Umumi kabul gören bir prensibe göre; camiye, okula ve kışlaya siyaset girmemeli.
Çünkü buralar herkese açık, herkesi ilgilendiren ve herkesin sahip çıkması gereken yerlerdir. Böyle yerlere siyaset girdiğinde sancılar başlar, rahatsızlıklar artar ve esas zarar bu cami, okul ve kışlaya verilmiş olur.
Tabii ki bu prensibi dikkate almayan kişiler de vardır. Onlara göre siyaset her yere girmeli. Nitekim ellerinden geldiği kadar bu yanlışta ısrar ediyorlar. Bu davranışlarının temelinde umumi kabul gören ‘Camiye, okula ve kışlaya siyaset girmez’ prensibini içten içe reddetmeleri olsa gerek. Belki bunu açıkça ifade etmiyorlar ama bu niyet ve düşüncede oldukları fiilen görülüyor.
Ülkemizde, çokluktan kinaye “72.5 millet var” denilir. Muhtemelen başka ülkeler de böyledir. Dolayısı ile “72.5 millet”in olduğu yerdeki camilerde de “72.5 farklı anlayış” olabilir. Bu anlayışları ‘kavga’ya tutuşturacak şekilde ihtilafları arttırmaya yarayan siyasetin camiye girmesi bu bakımdan çok büyük zarar verir.

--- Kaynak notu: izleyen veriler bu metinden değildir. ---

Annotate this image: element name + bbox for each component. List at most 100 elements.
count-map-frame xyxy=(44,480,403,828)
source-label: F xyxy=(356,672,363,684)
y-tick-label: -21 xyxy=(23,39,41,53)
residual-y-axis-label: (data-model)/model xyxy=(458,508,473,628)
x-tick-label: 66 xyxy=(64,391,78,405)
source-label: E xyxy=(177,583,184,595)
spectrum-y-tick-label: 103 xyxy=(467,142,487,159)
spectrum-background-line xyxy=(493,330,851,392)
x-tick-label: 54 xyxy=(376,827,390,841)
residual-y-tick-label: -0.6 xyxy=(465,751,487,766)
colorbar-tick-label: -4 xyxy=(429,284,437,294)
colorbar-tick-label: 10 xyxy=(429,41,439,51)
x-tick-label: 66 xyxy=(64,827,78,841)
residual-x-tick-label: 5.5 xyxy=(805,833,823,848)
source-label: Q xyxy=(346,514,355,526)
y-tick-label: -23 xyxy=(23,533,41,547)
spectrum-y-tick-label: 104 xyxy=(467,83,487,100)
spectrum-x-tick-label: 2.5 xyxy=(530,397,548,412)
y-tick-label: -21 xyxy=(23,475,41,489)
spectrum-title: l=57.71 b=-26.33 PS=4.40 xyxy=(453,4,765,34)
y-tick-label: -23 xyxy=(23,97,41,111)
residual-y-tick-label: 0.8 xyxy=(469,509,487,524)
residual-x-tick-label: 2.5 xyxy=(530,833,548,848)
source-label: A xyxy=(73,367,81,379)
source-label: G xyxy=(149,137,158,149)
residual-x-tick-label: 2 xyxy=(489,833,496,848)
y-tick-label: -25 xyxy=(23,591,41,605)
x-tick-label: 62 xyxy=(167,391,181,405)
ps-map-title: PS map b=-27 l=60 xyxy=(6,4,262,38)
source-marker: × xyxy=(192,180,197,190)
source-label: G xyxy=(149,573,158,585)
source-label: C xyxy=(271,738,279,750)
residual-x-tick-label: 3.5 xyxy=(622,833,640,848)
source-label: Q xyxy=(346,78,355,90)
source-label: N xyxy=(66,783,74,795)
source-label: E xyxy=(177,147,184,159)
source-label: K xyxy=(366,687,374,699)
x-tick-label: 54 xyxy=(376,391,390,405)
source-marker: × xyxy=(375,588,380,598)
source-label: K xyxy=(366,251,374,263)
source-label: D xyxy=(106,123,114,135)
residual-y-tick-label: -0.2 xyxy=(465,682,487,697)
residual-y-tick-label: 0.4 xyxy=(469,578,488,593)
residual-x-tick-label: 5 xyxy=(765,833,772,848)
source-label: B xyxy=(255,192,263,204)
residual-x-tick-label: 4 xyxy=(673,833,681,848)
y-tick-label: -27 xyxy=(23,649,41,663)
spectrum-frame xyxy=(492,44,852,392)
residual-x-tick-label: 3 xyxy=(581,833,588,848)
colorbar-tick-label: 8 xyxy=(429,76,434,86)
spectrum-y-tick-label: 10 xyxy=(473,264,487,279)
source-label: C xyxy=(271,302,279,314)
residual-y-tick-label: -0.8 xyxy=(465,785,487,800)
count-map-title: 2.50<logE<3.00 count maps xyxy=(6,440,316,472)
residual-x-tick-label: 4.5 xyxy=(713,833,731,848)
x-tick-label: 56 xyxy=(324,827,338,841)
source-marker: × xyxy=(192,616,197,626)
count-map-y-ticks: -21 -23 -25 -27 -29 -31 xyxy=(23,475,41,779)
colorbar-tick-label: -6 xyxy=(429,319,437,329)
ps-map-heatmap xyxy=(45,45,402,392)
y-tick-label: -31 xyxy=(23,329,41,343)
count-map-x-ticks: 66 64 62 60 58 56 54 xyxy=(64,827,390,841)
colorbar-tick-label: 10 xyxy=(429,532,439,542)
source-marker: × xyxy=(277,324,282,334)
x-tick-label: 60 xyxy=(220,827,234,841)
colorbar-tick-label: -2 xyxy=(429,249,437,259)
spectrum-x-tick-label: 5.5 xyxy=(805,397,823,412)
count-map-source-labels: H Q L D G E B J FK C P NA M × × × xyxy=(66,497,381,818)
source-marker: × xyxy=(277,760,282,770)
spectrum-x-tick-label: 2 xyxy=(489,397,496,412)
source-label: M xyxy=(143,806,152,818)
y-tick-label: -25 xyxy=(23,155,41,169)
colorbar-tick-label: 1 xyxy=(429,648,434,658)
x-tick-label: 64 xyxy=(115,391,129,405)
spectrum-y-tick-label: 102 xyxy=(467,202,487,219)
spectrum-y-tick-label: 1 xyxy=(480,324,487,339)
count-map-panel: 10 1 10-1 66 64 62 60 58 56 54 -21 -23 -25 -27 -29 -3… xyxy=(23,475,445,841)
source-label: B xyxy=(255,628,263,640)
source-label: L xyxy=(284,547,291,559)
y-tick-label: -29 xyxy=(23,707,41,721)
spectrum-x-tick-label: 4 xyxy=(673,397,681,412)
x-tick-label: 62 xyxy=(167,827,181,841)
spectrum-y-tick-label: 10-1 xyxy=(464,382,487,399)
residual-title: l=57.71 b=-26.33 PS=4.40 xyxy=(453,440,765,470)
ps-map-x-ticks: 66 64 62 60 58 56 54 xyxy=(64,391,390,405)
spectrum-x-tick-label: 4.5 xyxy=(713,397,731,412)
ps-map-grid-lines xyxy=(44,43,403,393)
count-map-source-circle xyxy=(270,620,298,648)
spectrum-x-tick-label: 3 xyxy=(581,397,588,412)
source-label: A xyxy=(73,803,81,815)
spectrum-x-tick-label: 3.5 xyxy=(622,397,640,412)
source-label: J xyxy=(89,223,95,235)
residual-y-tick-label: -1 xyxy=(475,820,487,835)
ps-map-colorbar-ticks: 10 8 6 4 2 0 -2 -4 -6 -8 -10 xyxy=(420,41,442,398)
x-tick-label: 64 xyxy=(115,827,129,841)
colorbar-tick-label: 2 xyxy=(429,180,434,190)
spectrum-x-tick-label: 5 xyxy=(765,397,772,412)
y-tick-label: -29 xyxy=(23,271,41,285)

Yanlış anlaşılmasın, burada hassas bir nokta var: “Camiye siyaset girmesin, camide siyaset yapılmasın” demek “Camilere siyasetçiler girmesin” demek değildir. Elbette camiye de, okula da, kışlaya da siyasetçiler işleri icabı girebilir ve girmelidir. Ancak buralara siyaset propagandası için değil, o yerlerde yapılması gereken iş için girilir. Kim girerse girsin, camide ibadet edilir. Dolayısı ile siyasetçiler camiye mutlaka girmeli, ama ibadetini yapıp çıkmalı. “Buraya gelmişken iki kelam da siyaset konuşalım” tavrı kesinlikle doğru değildir.
Kim olursa olsun böyle yapan siyasetçiler hem kendilerine, hem camiye, hem de bütün Türkiye’ye zarar verir. Siyasî kimliği olanların camide, okulda ve kışlada siyaset yapması kabul görmez ve görmemeli. Esasında böyle durumlara en başta Diyanet İşleri Başkanlığı uygun lisanla itiraz etmeli. Hadi onlar itiraz etmedi, insanları din konusunda aydınlatmak için yola çıktığını ilan eden sivil toplum kuruluşları devreye girmeli ve “Bu yapılan yanlıştır. Cami herkesindir ve öyle kalmalıdır” anlamına gelen açıklamalar yapılmalıdır.
Ülkemizde çok sayıda siyasi parti vardır ve bu farklı partilere oy veren ve aynı zamanda ‘cami cemaati’ olup ‘başka parti’ye oy verenlerle aynı safta duran, beraber namaz kılanlar vardır. Bu da eşyanın tabiatına uygun bir durumdur. İki farklı partiye oy veren ama aynı safta namaz kılan iki kişi “Senin partin, benim partim” diye camide tartışmaya başlasa bunun vebalini kim ödeyecek? Düşünün ki cuma namazına gidildi ve farklı partilere oy verenlerin olduğu kalabalık cemaate, bir partinin / tek partinin propagandasını yapan bir hutbe okundu. Bu camide, bu ibadette, bu hutbede insicam kalır mı?
“En iyi parti bizim parti. Camiye gelenler mutlaka bu partiye oy vermeli. Vermeyen gelmesin” denilebilir mi? Denilmezse, hangi parti olursa olsun herhangi bir partinin lehine konuşma, vaad, hutbe yapılamaz ve yapılmamalıdır. Hele hele herhangi bir siyasi kimliği olan kişinin camide siyasi mesaj olan bir konuşma yapması kesinlikle doğru değildir. Bu hal en başta cemaate ve camiye zarar verir ve veriyor.
Bu noktadaki davranışlara ilahiyat camiasının sessiz kalması, hele hele destek verir şekilde hareket etmesinin büyük vebali vardır.
Bizden hatırlatması: Camiye, okula ve kışlaya siyaset girmesin, girmesin, girmesin.